Uśmiechnęłam się sceptycznie, ale spróbowałam. Na początku to było tylko rozciąganie i kilka kroków dookoła pokoju, potem dodałam lekkie skłony i ćwiczenia oddechowe. Zajęło mi to tylko dziesięć do piętnastu minut – i zaczęłam zauważać, jak moje ciało stopniowo się budzi, a myśli stają się jaśniejsze.
Dlaczego to działa? Kiedy rano łapiesz światło słoneczne, twój mózg otrzymuje sygnał: „Dzień się zaczął!”. Organizm się dostosowuje – poziom melatoniny spada, kortyzol i insulina się stabilizują. Oznacza to, że stabilizuje się również poziom cukru we krwi.

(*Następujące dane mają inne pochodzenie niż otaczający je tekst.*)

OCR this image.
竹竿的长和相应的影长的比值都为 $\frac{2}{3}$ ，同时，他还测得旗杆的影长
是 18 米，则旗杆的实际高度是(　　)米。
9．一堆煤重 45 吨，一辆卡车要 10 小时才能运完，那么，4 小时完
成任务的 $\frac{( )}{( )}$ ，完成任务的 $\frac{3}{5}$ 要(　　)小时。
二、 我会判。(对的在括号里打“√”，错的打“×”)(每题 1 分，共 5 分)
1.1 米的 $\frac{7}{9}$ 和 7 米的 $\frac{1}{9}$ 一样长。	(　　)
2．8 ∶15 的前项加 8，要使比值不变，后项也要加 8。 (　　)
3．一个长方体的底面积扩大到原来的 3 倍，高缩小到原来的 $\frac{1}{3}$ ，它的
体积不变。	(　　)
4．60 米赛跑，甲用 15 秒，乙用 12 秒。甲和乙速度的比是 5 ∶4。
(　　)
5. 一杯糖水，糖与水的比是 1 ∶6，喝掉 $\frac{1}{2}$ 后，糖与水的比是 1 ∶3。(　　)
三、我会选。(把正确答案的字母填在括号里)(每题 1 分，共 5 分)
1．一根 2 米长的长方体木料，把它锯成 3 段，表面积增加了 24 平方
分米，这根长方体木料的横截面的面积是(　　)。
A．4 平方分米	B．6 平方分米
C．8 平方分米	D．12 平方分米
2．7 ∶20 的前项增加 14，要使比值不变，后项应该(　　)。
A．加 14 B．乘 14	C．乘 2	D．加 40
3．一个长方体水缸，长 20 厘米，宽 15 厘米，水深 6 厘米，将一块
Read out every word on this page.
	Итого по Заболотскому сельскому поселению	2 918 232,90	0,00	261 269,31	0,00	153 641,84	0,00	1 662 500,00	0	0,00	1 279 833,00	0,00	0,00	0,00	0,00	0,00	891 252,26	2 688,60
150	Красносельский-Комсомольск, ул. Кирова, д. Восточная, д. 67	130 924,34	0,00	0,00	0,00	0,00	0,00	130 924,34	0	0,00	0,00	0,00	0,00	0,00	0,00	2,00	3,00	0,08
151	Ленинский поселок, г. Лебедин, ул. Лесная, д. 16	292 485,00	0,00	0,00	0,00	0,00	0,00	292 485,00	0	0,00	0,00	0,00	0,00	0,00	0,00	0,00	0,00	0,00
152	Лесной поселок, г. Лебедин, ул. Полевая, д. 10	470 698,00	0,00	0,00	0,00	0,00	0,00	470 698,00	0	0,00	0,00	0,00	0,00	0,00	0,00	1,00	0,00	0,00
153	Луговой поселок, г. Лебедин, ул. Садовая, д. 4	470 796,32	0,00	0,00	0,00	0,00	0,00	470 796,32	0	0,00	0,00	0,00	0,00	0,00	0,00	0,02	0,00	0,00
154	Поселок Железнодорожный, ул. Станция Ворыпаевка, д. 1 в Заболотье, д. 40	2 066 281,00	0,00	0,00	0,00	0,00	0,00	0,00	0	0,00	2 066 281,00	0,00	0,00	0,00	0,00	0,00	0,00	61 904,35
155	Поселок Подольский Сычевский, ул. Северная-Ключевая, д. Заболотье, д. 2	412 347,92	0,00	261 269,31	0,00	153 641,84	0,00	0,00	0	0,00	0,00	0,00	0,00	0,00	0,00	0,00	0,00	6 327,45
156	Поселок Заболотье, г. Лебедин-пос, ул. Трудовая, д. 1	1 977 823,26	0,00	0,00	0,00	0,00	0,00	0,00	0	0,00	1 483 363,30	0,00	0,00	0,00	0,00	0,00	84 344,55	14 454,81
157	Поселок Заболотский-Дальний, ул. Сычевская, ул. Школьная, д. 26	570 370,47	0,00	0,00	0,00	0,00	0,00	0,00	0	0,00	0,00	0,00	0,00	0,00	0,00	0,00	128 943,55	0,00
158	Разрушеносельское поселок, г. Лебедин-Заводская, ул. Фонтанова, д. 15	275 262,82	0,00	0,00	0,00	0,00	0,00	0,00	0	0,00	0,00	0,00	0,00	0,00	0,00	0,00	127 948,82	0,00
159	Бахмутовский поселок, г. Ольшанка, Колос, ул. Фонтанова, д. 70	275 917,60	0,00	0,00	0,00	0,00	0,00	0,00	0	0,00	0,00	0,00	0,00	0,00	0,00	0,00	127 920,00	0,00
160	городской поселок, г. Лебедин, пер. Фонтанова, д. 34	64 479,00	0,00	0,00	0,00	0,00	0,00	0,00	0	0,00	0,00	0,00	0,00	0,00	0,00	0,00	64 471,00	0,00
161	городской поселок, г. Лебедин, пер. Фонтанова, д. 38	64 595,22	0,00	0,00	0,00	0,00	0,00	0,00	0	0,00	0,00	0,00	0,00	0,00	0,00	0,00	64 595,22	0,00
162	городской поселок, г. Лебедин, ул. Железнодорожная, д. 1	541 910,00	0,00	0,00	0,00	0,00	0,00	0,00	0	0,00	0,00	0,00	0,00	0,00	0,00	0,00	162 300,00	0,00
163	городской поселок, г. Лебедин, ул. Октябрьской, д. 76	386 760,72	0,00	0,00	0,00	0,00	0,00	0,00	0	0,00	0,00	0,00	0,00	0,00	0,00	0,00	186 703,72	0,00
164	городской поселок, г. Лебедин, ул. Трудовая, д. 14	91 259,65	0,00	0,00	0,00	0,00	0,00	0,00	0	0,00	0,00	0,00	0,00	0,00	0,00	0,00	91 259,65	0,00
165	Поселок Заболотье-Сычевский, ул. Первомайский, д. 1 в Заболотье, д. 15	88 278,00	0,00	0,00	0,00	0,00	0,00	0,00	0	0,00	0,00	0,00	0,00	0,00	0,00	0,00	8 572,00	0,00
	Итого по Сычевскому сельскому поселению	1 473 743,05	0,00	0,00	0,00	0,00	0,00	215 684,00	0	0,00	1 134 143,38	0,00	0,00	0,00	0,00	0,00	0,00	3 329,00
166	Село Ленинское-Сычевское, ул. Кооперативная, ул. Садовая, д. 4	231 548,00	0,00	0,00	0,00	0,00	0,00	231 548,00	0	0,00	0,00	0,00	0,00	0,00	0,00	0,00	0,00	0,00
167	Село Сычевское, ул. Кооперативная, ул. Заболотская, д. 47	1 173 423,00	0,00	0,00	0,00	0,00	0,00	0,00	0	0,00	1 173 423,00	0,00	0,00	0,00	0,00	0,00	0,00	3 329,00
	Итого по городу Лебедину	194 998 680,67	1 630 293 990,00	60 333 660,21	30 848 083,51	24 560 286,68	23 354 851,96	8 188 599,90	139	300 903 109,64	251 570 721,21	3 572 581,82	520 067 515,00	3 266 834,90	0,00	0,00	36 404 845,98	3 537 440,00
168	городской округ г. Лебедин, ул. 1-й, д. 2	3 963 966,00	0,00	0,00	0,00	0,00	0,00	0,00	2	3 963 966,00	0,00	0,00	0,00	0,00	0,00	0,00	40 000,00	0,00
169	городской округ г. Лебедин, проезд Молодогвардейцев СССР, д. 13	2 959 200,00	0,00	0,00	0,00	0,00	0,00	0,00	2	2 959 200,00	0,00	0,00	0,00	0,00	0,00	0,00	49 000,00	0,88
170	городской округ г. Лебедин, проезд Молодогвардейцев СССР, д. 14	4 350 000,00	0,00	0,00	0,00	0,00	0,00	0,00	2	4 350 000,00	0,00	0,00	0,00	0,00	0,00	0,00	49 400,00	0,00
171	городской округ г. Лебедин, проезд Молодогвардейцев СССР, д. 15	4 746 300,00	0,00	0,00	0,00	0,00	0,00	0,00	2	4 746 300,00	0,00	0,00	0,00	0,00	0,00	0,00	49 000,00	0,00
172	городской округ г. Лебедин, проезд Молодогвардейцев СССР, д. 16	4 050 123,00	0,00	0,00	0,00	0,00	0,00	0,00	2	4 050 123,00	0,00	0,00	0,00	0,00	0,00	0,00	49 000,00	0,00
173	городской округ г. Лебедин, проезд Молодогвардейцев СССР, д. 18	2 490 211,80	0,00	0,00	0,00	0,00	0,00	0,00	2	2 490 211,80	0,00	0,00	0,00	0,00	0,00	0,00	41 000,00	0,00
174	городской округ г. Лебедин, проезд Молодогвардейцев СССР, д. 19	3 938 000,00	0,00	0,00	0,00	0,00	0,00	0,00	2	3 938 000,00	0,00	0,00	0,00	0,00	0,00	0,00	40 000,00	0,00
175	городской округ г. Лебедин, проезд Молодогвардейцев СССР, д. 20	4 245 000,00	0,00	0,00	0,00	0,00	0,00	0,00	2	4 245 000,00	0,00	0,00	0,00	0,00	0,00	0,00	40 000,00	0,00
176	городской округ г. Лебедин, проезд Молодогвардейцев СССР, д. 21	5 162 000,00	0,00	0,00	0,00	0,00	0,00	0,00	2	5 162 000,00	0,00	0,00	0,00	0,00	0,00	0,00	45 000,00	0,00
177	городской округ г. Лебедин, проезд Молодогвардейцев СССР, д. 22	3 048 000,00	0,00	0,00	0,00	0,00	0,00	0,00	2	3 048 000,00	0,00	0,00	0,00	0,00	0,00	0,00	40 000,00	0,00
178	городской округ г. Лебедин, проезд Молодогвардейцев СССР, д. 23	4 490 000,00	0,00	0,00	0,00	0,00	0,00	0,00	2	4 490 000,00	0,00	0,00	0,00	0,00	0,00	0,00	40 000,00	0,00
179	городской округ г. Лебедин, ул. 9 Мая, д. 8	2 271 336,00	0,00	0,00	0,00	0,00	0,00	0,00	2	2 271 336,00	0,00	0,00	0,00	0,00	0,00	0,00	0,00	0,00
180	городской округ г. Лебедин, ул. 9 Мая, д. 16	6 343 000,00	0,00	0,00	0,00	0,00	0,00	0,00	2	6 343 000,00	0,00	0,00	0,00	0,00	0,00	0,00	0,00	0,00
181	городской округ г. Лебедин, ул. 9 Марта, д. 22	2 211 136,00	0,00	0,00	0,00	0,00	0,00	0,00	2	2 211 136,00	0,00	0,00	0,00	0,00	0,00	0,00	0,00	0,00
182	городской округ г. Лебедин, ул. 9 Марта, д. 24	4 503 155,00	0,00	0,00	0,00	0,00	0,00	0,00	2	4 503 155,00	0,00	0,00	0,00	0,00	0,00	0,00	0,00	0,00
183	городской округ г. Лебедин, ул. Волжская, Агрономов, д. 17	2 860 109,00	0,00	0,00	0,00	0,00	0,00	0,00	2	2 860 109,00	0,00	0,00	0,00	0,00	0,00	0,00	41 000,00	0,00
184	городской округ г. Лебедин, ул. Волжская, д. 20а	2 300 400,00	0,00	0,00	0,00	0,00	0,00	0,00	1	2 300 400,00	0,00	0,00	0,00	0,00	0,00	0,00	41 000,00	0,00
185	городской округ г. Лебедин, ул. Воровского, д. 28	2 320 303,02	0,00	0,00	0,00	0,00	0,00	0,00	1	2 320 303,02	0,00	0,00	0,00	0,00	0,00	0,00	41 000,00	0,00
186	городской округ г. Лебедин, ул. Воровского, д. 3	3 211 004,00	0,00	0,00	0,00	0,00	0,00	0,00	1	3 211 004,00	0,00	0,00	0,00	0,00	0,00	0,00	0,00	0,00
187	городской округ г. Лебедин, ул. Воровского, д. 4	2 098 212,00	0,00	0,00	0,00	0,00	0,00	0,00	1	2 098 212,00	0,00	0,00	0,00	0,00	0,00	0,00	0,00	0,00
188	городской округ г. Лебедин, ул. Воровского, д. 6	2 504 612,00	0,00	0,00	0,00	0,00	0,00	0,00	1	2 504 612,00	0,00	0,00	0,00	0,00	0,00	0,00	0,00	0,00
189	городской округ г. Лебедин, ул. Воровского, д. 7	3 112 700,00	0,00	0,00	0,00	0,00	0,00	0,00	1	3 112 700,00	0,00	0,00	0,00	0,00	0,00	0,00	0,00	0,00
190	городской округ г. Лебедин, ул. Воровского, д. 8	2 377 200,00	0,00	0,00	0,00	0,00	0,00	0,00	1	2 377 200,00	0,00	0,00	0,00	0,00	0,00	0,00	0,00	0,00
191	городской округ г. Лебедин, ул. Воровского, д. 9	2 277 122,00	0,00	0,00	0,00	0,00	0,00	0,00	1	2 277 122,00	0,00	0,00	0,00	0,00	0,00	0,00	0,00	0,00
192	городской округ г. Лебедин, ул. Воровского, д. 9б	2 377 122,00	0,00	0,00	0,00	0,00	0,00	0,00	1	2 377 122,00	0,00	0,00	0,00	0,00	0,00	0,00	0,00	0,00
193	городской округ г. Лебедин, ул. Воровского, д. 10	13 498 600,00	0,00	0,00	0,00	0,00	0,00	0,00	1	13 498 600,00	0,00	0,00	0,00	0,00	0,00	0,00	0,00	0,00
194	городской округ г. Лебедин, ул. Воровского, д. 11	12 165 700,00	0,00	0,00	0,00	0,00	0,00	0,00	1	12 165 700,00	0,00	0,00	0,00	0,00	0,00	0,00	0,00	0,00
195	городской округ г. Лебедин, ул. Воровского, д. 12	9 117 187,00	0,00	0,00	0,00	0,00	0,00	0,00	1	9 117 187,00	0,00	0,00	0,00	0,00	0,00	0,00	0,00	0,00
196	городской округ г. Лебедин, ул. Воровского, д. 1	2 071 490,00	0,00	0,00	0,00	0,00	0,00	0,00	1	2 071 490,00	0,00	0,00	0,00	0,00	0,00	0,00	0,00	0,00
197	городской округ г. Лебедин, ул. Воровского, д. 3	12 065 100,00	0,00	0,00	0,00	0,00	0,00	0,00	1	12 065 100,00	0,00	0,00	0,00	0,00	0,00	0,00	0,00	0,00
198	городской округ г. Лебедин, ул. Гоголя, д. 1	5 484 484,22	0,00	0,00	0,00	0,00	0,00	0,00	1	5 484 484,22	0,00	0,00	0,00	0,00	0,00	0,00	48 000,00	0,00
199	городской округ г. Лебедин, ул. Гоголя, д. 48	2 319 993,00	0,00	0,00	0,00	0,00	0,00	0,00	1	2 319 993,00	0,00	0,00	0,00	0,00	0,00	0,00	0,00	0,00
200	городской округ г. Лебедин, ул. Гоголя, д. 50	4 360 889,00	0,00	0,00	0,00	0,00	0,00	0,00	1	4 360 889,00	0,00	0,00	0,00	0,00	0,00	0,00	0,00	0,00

Po miesiącu takich „ćwiczeń słonecznych” poczułam, że moje poranne osłabienie prawie zniknęło, nastrój stał się bardziej zrównoważony, a ochota na słodycze zmalała.
Wskazówka: Nie sięgaj od razu po telefon. Podejdź do okna, zaczerpnij świeżego powietrza i poczuj, jak dzień nabiera życia.
Krok trzeci: Szklanka wody i poranna wdzięczność
Kiedyś myślałam, że „picie wody rano” to zdrowa moda. Ale pewnego dnia, po przeczytaniu artykułu o wpływie nawodnienia na poziom cukru we krwi, postanowiłam spróbować. Postawiłam piękną szklankę na stoliku nocnym i każdego ranka, nie wstając z łóżka, powoli popijałam wodę.
Potem dodałam nowy rytuał: mentalne podziękowanie sobie za trzy rzeczy z minionego dnia. Na początku było prosto – „za przebudzenie”, „za wnuczkę”, „za słońce w oknie”. Z czasem lista się wydłużała, a wraz z nią mój wewnętrzny spokój.
Naukowcy od dawna dowiedli, że woda przyspiesza metabolizm, wspomaga przetwarzanie glukozy i obniża poziom cukru rano, a pozytywne nastawienie stabilizuje hormony stresu. Dlatego poranna szklanka wody i wdzięczność stały się dla mnie kotwicą na cały dzień.
Wskazówka: Spróbuj zaczynać poranek od wdzięczności – może to być Twoje małe zwycięstwo nad stresem i zmęczeniem.